GRESIK, WARTA PERTIWI – Satreskrim Polres Gresik Polda Jatim kembali berhasil membekuk satu orang Daftar Pencarian Orang (DPO) terkait kasus pengeroyokan di Kecamatan Dukun dan Panceng.
Tersangka berinisial PRP (19), warga Benowo, Surabaya, ditangkap di sebuah kos di Desa Pongangan, Kecamatan Manyar.
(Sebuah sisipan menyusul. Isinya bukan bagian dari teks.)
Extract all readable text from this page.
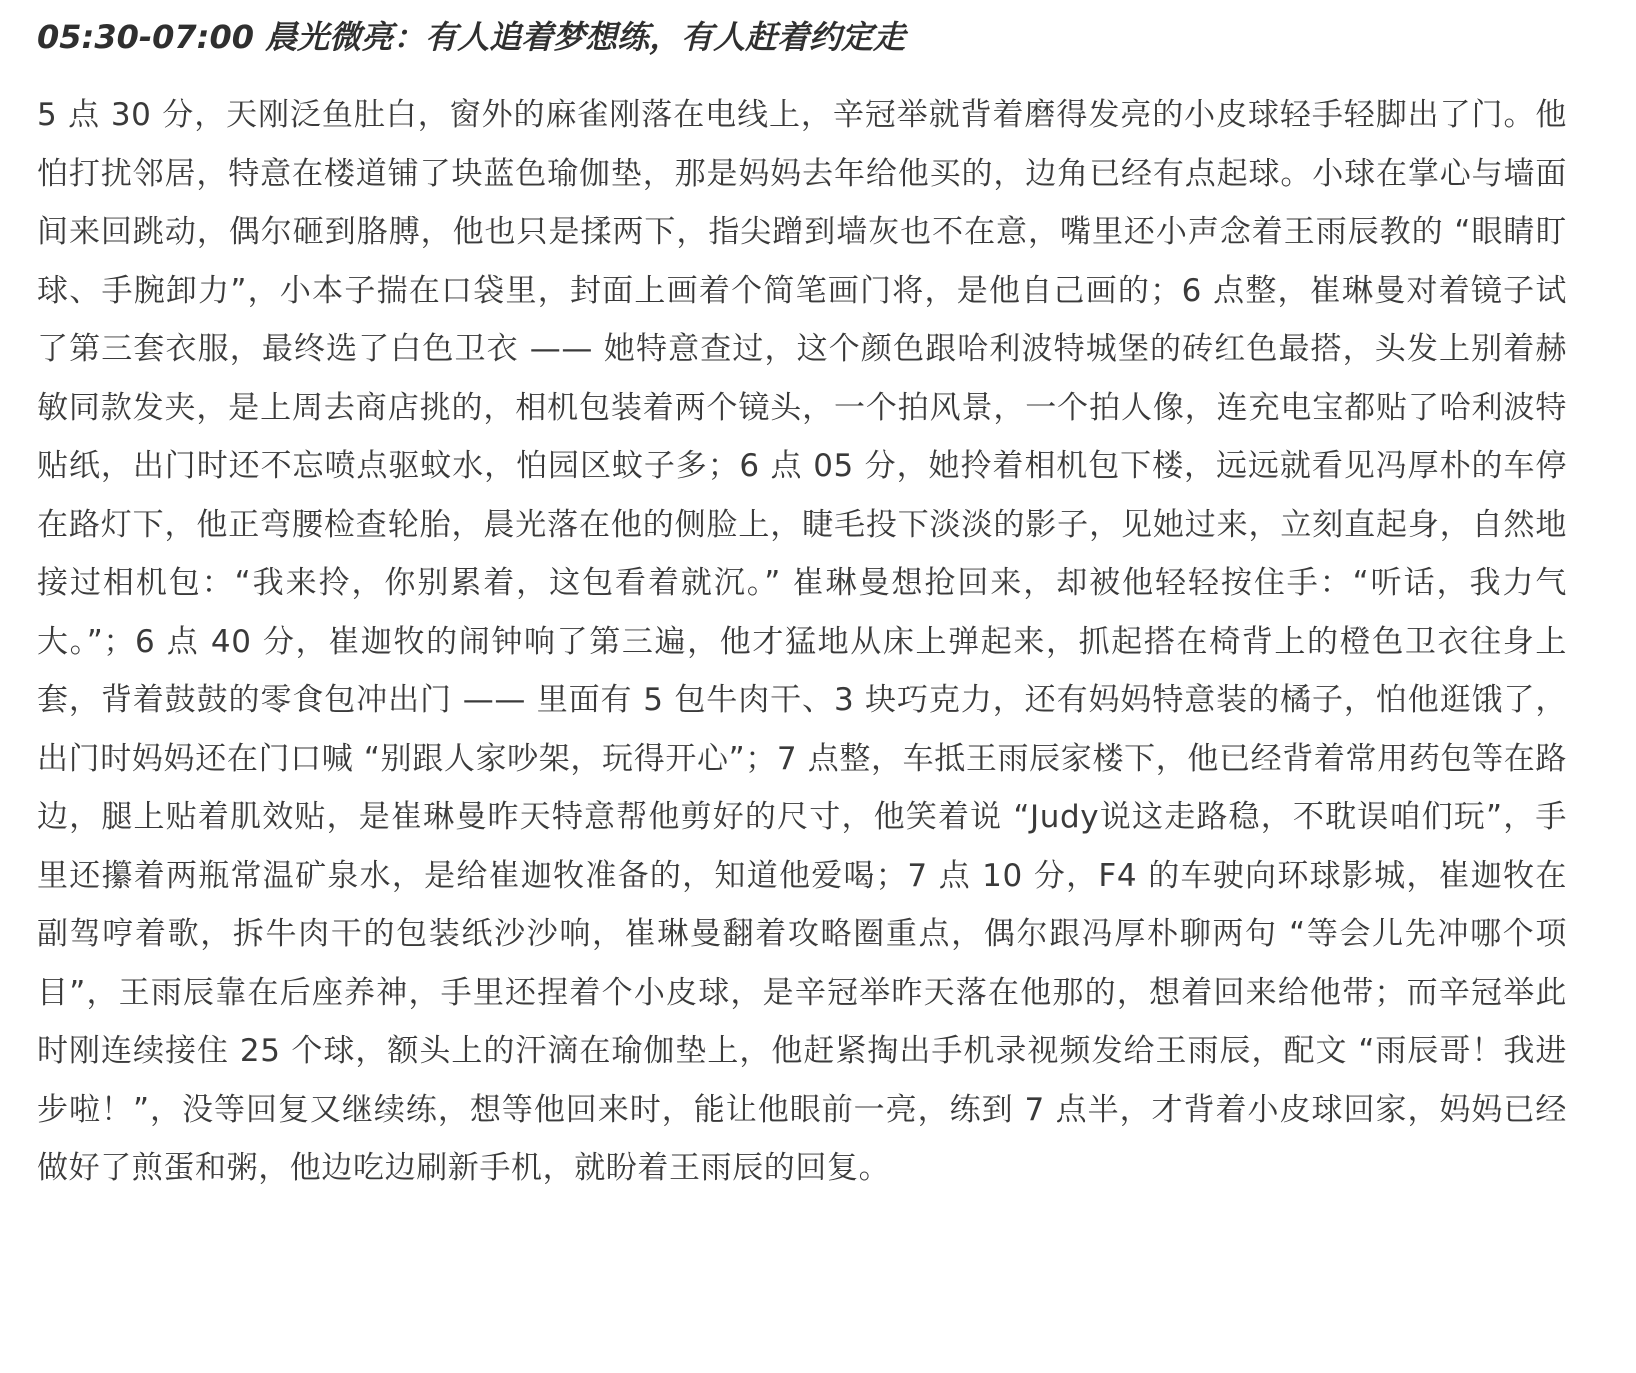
05:30-07:00 晨光微亮：有人追着梦想练，有人赶着约定走

5 点 30 分，天刚泛鱼肚白，窗外的麻雀刚落在电线上，辛冠举就背着磨得发亮的小皮球轻手轻脚出了门。他怕打扰邻居，特意在楼道铺了块蓝色瑜伽垫，那是妈妈去年给他买的，边角已经有点起球。小球在掌心与墙面间来回跳动，偶尔砸到胳膊，他也只是揉两下，指尖蹭到墙灰也不在意，嘴里还小声念着王雨辰教的 “眼睛盯球、手腕卸力”，小本子揣在口袋里，封面上画着个简笔画门将，是他自己画的；6 点整，崔琳曼对着镜子试了第三套衣服，最终选了白色卫衣 —— 她特意查过，这个颜色跟哈利波特城堡的砖红色最搭，头发上别着赫敏同款发夹，是上周去商店挑的，相机包装着两个镜头，一个拍风景，一个拍人像，连充电宝都贴了哈利波特贴纸，出门时还不忘喷点驱蚊水，怕园区蚊子多；6 点 05 分，她拎着相机包下楼，远远就看见冯厚朴的车停在路灯下，他正弯腰检查轮胎，晨光落在他的侧脸上，睫毛投下淡淡的影子，见她过来，立刻直起身，自然地接过相机包：“我来拎，你别累着，这包看着就沉。” 崔琳曼想抢回来，却被他轻轻按住手：“听话，我力气大。”；6 点 40 分，崔迦牧的闹钟响了第三遍，他才猛地从床上弹起来，抓起搭在椅背上的橙色卫衣往身上套，背着鼓鼓的零食包冲出门 —— 里面有 5 包牛肉干、3 块巧克力，还有妈妈特意装的橘子，怕他逛饿了，出门时妈妈还在门口喊 “别跟人家吵架，玩得开心”；7 点整，车抵王雨辰家楼下，他已经背着常用药包等在路边，腿上贴着肌效贴，是崔琳曼昨天特意帮他剪好的尺寸，他笑着说 “Judy说这走路稳，不耽误咱们玩”，手里还攥着两瓶常温矿泉水，是给崔迦牧准备的，知道他爱喝；7 点 10 分，F4 的车驶向环球影城，崔迦牧在副驾哼着歌，拆牛肉干的包装纸沙沙响，崔琳曼翻着攻略圈重点，偶尔跟冯厚朴聊两句 “等会儿先冲哪个项目”，王雨辰靠在后座养神，手里还捏着个小皮球，是辛冠举昨天落在他那的，想着回来给他带；而辛冠举此时刚连续接住 25 个球，额头上的汗滴在瑜伽垫上，他赶紧掏出手机录视频发给王雨辰，配文 “雨辰哥！我进步啦！”，没等回复又继续练，想等他回来时，能让他眼前一亮，练到 7 点半，才背着小皮球回家，妈妈已经做好了煎蛋和粥，他边吃边刷新手机，就盼着王雨辰的回复。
Ia merupakan salah satu dari delapan pelaku gangster yang terlibat aksi pengeroyokan pada 4 Januari lalu. Dalam kejadian tersebut, PRP turut melakukan pemukulan dan merampas tas korban yang berisi handphone.
Kanit Resmob Satreskrim Polres Gresik, Ipda Andi Muh Asyraf Gunawan, membenarkan penangkapan tersebut. “Benar, pelaku membawa kabur tas milik korban beserta handphone yang berada di dalamnya,” ujarnya. Kepada penyidik, PRP mengaku telah menyerahkan handphone tersebut kepada dua DPO lain, yakni DVT dan RZL, yang hingga kini masih dalam pengejaran.
Kasatreskrim Polres Gresik, AKP Arya Widjaya, menambahkan bahwa PRP ditetapkan sebagai DPO setelah berulang kali mangkir dari panggilan penyidik. Pelariannya berakhir setelah petugas berhasil menangkapnya di kos wilayah Manyar.
Arya juga mengungkap bahwa aksi pengeroyokan tersebut diinisiasi oleh tersangka YF (26), warga Kebomas, yang berperan sebagai provokator sekaligus pelaku perampasan handphone korban. YF sebelumnya ditangkap di Mojokerto dan dilumpuhkan dengan tindakan tegas karena melawan petugas.
Dari total delapan tersangka, enam orang telah diamankan, sementara dua lainnya masih buron. Selain itu, terdapat lima anak di bawah umur yang sempat diamankan karena ikut dalam konvoi, namun hanya dikenai sanksi wajib lapor lantaran tidak terlibat langsung dalam pengeroyokan.